By firmly planting his argument in emotion and polemical sloganeering ... and thereby showing the unworkability of this approach to discussion? (Pretty sophisticated!)


Google "feminist math". I thought his argument was emotional but also referenced enough original sources to be credible.

It is kind of stupid to think Babbage wouldn't have written programs for his own machine.

That being said, Grace Hopper is one of my heroes. It's like having a black friend so you can feel free to criticize Obama! Haha.


I googled it. Did you mean the first link? It looks well written and interesting from the first couple paragraphs.. The whole list? Yeah, I'm familiar with the topic.

I think the article's author's central premise (to paraphrase: that Ada Lovelace is a phony promoted by other rank phonies for [unexplained, mostly inscrutable but surely, somehow base] political and/or emotional warm-fuzzies) is 110%, really pretty low-grade, claptrap.

Consider the question of Lovelace's role in CS ...

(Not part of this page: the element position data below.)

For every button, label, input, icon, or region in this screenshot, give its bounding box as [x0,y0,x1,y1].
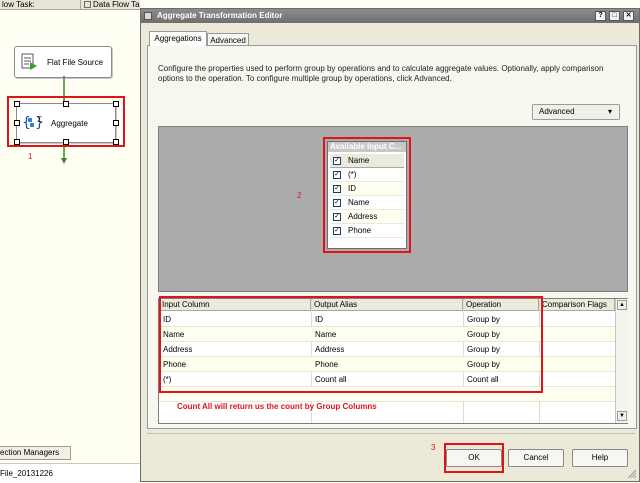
chevron-down-icon: ▾ [608,107,613,116]
column-checkbox[interactable]: ✓ [333,171,341,179]
annotation-note: Count All will return us the count by Gr… [177,402,377,411]
column-name: (*) [348,170,357,179]
resize-grip-icon[interactable] [625,467,637,479]
column-name: Address [348,212,378,221]
cancel-button[interactable]: Cancel [508,449,564,467]
input-table-header-label: Name [348,156,370,165]
grid-header-comparison-flags[interactable]: Comparison Flags [539,299,615,311]
description-text: Configure the properties used to perform… [158,64,604,83]
column-name: Phone [348,226,372,235]
annotation-callout-3: 3 [431,443,436,452]
annotation-callout-1: 1 [28,152,33,161]
column-checkbox[interactable]: ✓ [333,185,341,193]
designer-tab-strip: low Task: Data Flow Task [0,0,140,10]
tab-divider [80,0,81,9]
connection-manager-item[interactable]: File_20131226 [0,469,53,478]
connection-managers-tab[interactable]: ection Managers [0,446,71,460]
input-column-row[interactable]: ✓ ID [330,182,404,196]
scroll-up-icon[interactable]: ▲ [617,300,627,310]
flat-file-source-label: Flat File Source [47,58,104,67]
vertical-scrollbar[interactable]: ▲ ▼ [615,299,628,423]
data-flow-icon [84,1,91,8]
input-table-header: ✓ Name [330,154,404,168]
connection-manager-list: File_20131226 [0,463,140,483]
close-button[interactable]: ✕ [623,11,634,21]
dialog-app-icon [144,12,152,20]
aggregations-panel: Configure the properties used to perform… [147,45,637,429]
flat-file-source-component[interactable]: Flat File Source [14,46,112,78]
connection-managers-label: ection Managers [0,448,60,457]
tab-data-flow-label: Data Flow Task [93,0,140,9]
flat-file-source-icon [21,53,37,70]
input-column-row[interactable]: ✓ Phone [330,224,404,238]
input-table-title: Available Input C... [328,142,406,152]
column-checkbox[interactable]: ✓ [333,227,341,235]
dialog-titlebar[interactable]: Aggregate Transformation Editor ? □ ✕ [141,9,639,23]
aggregate-editor-dialog: Aggregate Transformation Editor ? □ ✕ Ag… [140,8,640,482]
button-row-separator [147,433,635,434]
input-columns-designer: 2 Available Input C... ✓ Name ✓ (*) ✓ ID… [158,126,628,292]
maximize-button[interactable]: □ [609,11,620,21]
select-all-checkbox[interactable]: ✓ [333,157,341,165]
annotation-callout-2: 2 [297,191,302,200]
column-checkbox[interactable]: ✓ [333,199,341,207]
dialog-title: Aggregate Transformation Editor [157,11,283,20]
column-name: ID [348,184,356,193]
column-name: Name [348,198,370,207]
tab-data-flow[interactable]: Data Flow Task [84,0,140,9]
ok-button[interactable]: OK [446,449,502,467]
aggregation-grid: Input Column Output Alias Operation Comp… [158,296,628,424]
tab-aggregations[interactable]: Aggregations [149,31,207,46]
available-input-columns-table: Available Input C... ✓ Name ✓ (*) ✓ ID ✓… [327,141,407,249]
input-column-row[interactable]: ✓ Address [330,210,404,224]
input-column-row[interactable]: ✓ (*) [330,168,404,182]
annotation-highlight-grid [159,296,543,393]
input-column-row[interactable]: ✓ Name [330,196,404,210]
advanced-button-label: Advanced [539,107,575,116]
help-button[interactable]: Help [572,449,628,467]
column-checkbox[interactable]: ✓ [333,213,341,221]
tab-control-flow[interactable]: low Task: [0,0,35,9]
scroll-down-icon[interactable]: ▼ [617,411,627,421]
advanced-toggle-button[interactable]: Advanced ▾ [532,104,620,120]
help-window-button[interactable]: ? [595,11,606,21]
annotation-highlight-1 [7,96,125,147]
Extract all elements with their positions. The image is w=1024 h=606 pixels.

From the perspective of the author of the Ada language[1], call him Jean: he probably must have had some kind of psychic crush on her, right? Any of us (males, I mean) might assume.

From the perspective of later 20th century CS historians, who presumably bestowed the title "first programmer": Babbage was a hardware engineer; of course he designed the assembly language, in tandem with designing the machine; but since the dawn of computing, and still today, there exists a decided, if fuzzy line, between hardware and software "engineers'. And Lovelace owns the innovation of considering numbers as representations of any possible discrete item beyond mere numbers (hm, maybe Leibnitz did this earlier, but that really doesn't count, does it?[2]), which is /key/. So, call them, respectively, first hardware architect, first software programmer. Fair enough?

I think we can definitively settle the question with a time machine - I presume that Charles and Ada would be quite pleased to discuss all such trivia over tea with an esteemed time-traveller. -- Now you have a new, better project that trolling HN threads (jk ;-P).

And no, he referenced nowhere near enough original sources to seem even vaguely credible on such a complex, controversial topic. (See also the first reply in this thread, from jgrahamc - who does give the sense of having actually researched the labyrinthian topic.) And yes, Admiral Hopper. What is with white girls? And how many feminists does it take to screw in a lightbulb?

No offense.

[1] "Ada was originally designed by a team led by Jean Ichbiah of CII Honeywell Bull under contract to the United States Department of Defense (DoD) from 1977 to 1983 to supersede the hundreds of programming languages then used by the DoD." [wikipedia:Ada (programming language)] [2] http://en.wikipedia.org/wiki/Gottfried_Wilhelm_Leibniz#Symbo...


No offense taken. I'm just tired of rah rah feminism. It's so boring. Just stop dividing people along ridiculous lines.

To answer your question, it takes no feminists to screw in a light bulb because they will lobby the government to make some man do it for them.


Except that "out" doesn't really apply. You could definitely critique certain aspects of it (as I regularly do), but he's allowing his own emotion and hatred to get in the way of having reasonable discourse.

Anyone who's looked at feminism even briefly knows that there are lots of issues within the feminist movement, and lots of different ideologies and groups with different goals, and to treat them all as one completely undermines anything relevant one has to say.